Дома мне игрушек не покупали.
Дядя, который меня привез, посоветовал взять потихоньку какую-нибудь завалявшуюся игрушку.
Я так и сделал, и думал о своей чудесной игрушке куда больше, чем о больной руке.
А что, если придет цесаревич и отберет ее у меня?
Сестры подбадривающе улыбались. Но мне все время слышался плач хозяина присвоенной игрушки.
Наконец я выздоровел и вернулся домой.
Дом был полон принаряженных женщин и озабоченных мужчин, черными пятнами застивших дневной свет.
Все суетятся, шепчутся, и вдруг — пронзительный крик младенца.
Мама, полураздетая, бледная, без кровинки в лице, лежит в постели. Это родился мой младший брат.
Покрытые белыми скатертями столы.
Шорох ритуальных одеяний.
Бормочущий молитву старец отрезает острым ножом частицу плоти под животиком младенца.
Высасывает губами кровь и заглушает бородой его истошный вопль.
Мне грустно. Я сижу за столом вместе со взрослыми и понуро жую пирожки, селедку, пряники.

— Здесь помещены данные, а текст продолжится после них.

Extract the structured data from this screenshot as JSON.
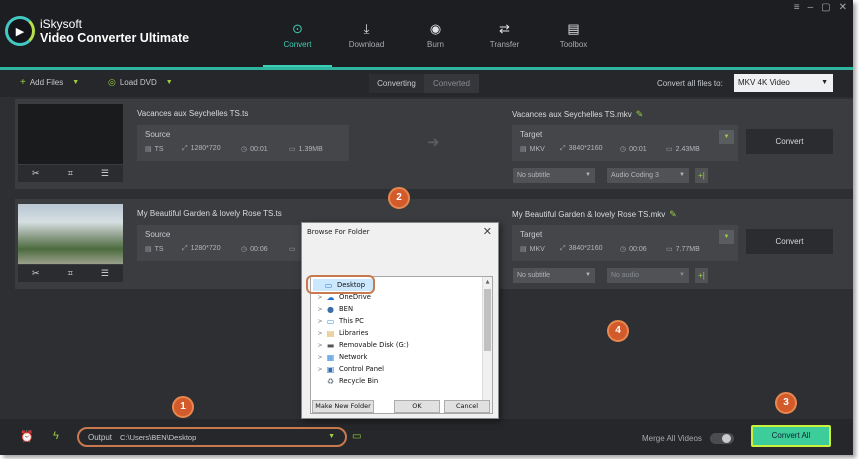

С каждым истекшим годом я словно приближался к неведомому порогу. Особенно с тех пор, как мне исполнилось тринадцать и отец, облачившись в талес и склонившись надо мной, произнес молитву-посвящение.
Как быть?
Оставаться паинькой?
Молиться по утрам и вечерам, и вообще сопровождать молитвой каждый шаг и каждый проглоченный кусок?
Или забросить все книги и молитвенные одеяния да бегать вместо синагоги на речку?
Я боялся наступающей зрелости, боялся, что у меня когда-нибудь появятся признаки взрослого мужчины, вырастет борода.
Когда меня осаждали эти грустные мысли, я целый день бродил в одиночестве, а к вечеру разражался слезами, как будто меня побили или умер кто-нибудь из родных.
Через приоткрытую дверь я смотрел в темную большую гостиную. Никого. Только зеркало висит себе, одинокое, холодное, да таинственно поблескивает.
Я редко смотрелся в него. Вдруг кто-нибудь увидит, как я любуюсь сам собой.
Длинный нос с ох какими широченными ноздрями, торчащие скулы, грубый профиль.
Но иногда я задумывался, созерцая себя.
Я молод, но зачем мне это?
Зачем я расту? В зеркале отражается бесполезная и недолговечная красота.
Раз мне уже тринадцать, конец детской беззаботности, отныне за все свои грехи я отвечаю сам. Так, может, не грешить?